Esta candidatura pretende distanciar-se da habitual ligação entre estas eleições e as do próximo Reitor, escolhendo para isso o realce, a negrito e itálico, que não conta com o "envolvimento de putativo(a)s candidato(a)s a Reitor. Na mesma linha, apresenta-se como um movimento plural e diverso. Neste quadro, será de admitir que, havendo vários candidatos a Reitor, estes eleitos não votem, necessariamente, em bloco.
É dado maior destaque às competências próprias dos eleitos e do órgão. No entanto, a cooptação das personalidades externas é encarada numa perspetiva utilitária, de pessoas ditas influentes para fomentar a competitividade da instituição e diversificar a capacidade de financiamento. Esta tem sido, a meu ver, uma das fraquezas das instituições, e que revelam um défice de real abertura à sociedade. É uma visão de um sentido, de ajudar a ter mais meios, em lugar de uma processo de trazer outras visões para a Universidade, que questionem, que desafiem, que causem desconforto, que façam sair dos muros mentais. Também é referido, e aqui bem, o papel fiscalizador que o Conselho Geral deve assumir e que tem como competência própria.
Curiosamente, esta candidatura optou por apresentar o texto em português e inglês.
Representantes dos Estudantes. Sem informação sobre as candidaturas na página do Conselho Geral. Incoerências de um sistema que para um órgão tem duas comissões eleitorais. Juntos, mas separados. Talvez por real falta de coesão institucional. Talvez como resultado de cedências ou de poderes adquiridos. Talvez por ilusões de autonomia ou autossuficiência. Talvez por vontade de controlo. Não é de agora. Mas não tinha de continuar a ser assim.
Colégio dos não docentes e não investigadores. Uma lista. Sem escolha:
Juntos somos mais UA
Um manifesto curto, fechado, não passando das questões de "classe", muitas das quais não serão do âmbito do Conselho Geral, não serão sequer do âmbito do Reitor, mas sim do Administrador. Alguns exemplos. Representar os interesses do pessoal não docente e não investigador, formação profissional, mobilidade entre serviços, preocupação sobre a comunicação entre os órgãos e estes trabalhadores e não nenhuma perspetiva transversal, reconhecimento.
É pouco. Não permite vislumbrar o contributo efetivo para questões e decisões transversais à instituição, baseados no conhecimento e experiência própria de muitos não docentes e não investigadores.
De tempos a tempos volta a esta citação, já com vinte e cinco anos, mas não encontro aqui este espírito.

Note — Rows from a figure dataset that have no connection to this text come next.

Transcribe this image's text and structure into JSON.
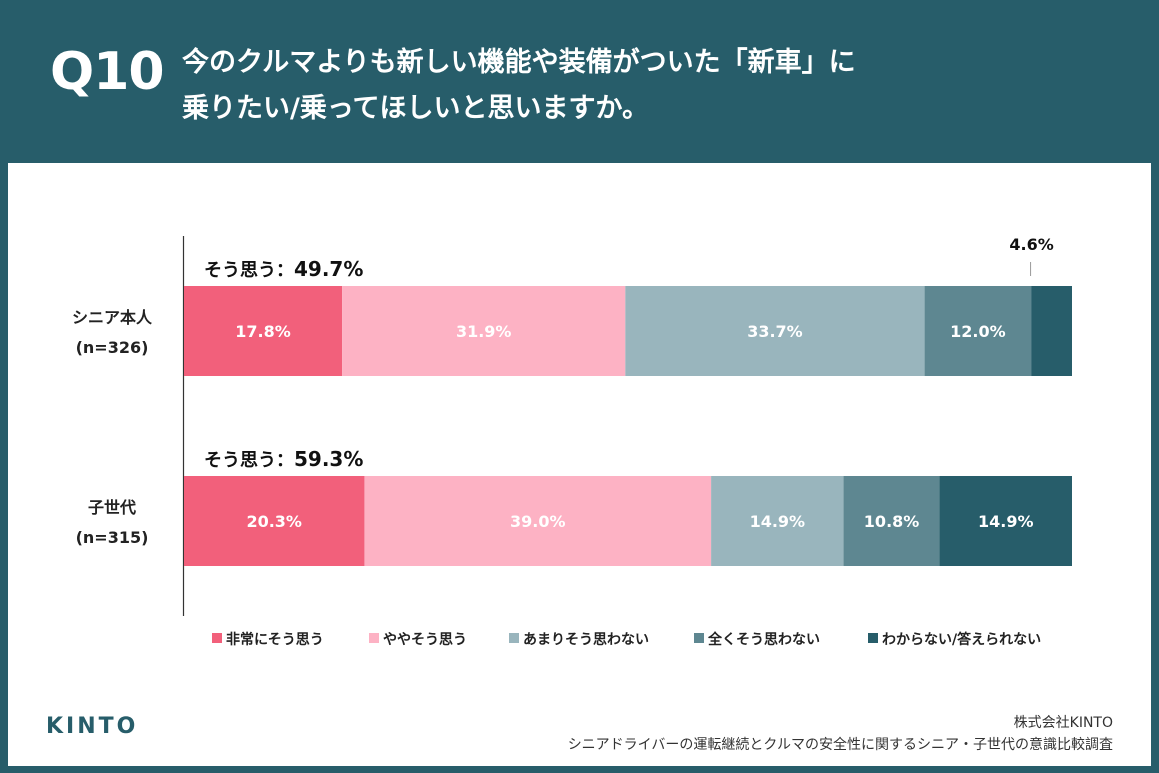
{
  "header": {
    "question_number": "Q10",
    "title_line1": "今のクルマよりも新しい機能や装備がついた「新車」に",
    "title_line2": "乗りたい/乗ってほしいと思いますか。"
  },
  "colors": {
    "header_bg": "#275d6a",
    "strongly_agree": "#f2607b",
    "somewhat_agree": "#fdb2c4",
    "not_really": "#99b5bd",
    "not_at_all": "#5e8791",
    "dont_know": "#275d6a"
  },
  "chart_data": {
    "type": "bar",
    "orientation": "horizontal",
    "stacked": true,
    "unit": "%",
    "categories": [
      {
        "label": "シニア本人",
        "n_label": "(n=326)",
        "agree_label": "そう思う：",
        "agree_value": "49.7%"
      },
      {
        "label": "子世代",
        "n_label": "(n=315)",
        "agree_label": "そう思う：",
        "agree_value": "59.3%"
      }
    ],
    "series": [
      {
        "name": "非常にそう思う",
        "color": "#f2607b",
        "values": [
          17.8,
          20.3
        ],
        "labels": [
          "17.8%",
          "20.3%"
        ]
      },
      {
        "name": "ややそう思う",
        "color": "#fdb2c4",
        "values": [
          31.9,
          39.0
        ],
        "labels": [
          "31.9%",
          "39.0%"
        ]
      },
      {
        "name": "あまりそう思わない",
        "color": "#99b5bd",
        "values": [
          33.7,
          14.9
        ],
        "labels": [
          "33.7%",
          "14.9%"
        ]
      },
      {
        "name": "全くそう思わない",
        "color": "#5e8791",
        "values": [
          12.0,
          10.8
        ],
        "labels": [
          "12.0%",
          "10.8%"
        ]
      },
      {
        "name": "わからない/答えられない",
        "color": "#275d6a",
        "values": [
          4.6,
          14.9
        ],
        "labels": [
          "4.6%",
          "14.9%"
        ]
      }
    ],
    "legend_position": "bottom",
    "grid": false
  },
  "footer": {
    "logo": "KINTO",
    "company": "株式会社KINTO",
    "survey": "シニアドライバーの運転継続とクルマの安全性に関するシニア・子世代の意識比較調査"
  }
}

"Yet, ironically, many staff members are far more loyal to the university than students or faculty. In one sense this is because they are more permanent than students and faculty. Students are essentially tourists, spending only a few short years on the campus, and seeing relatively little of its myriad activities. Similarly, many faculty members view their appointments in the university as simply another step up the academic ladder. Their presence at and their loyalty to the institution is limited, usually outweighed by their loyalty to their disciplines and their careers. In contrast many staff members spend their entire career at the same university , although they may assume a variety of roles. As a result, they not only exhibit a greater institutional loyalty than faculty or students, but they also sustain the continuity, the corporate memory, and the momentum of the university. Ironically, they also sometimes develop a far broader view of the university, its array of activities, and even its history, than do the relative short-timers among the faculty and students." (J. Duderstadt, 2000).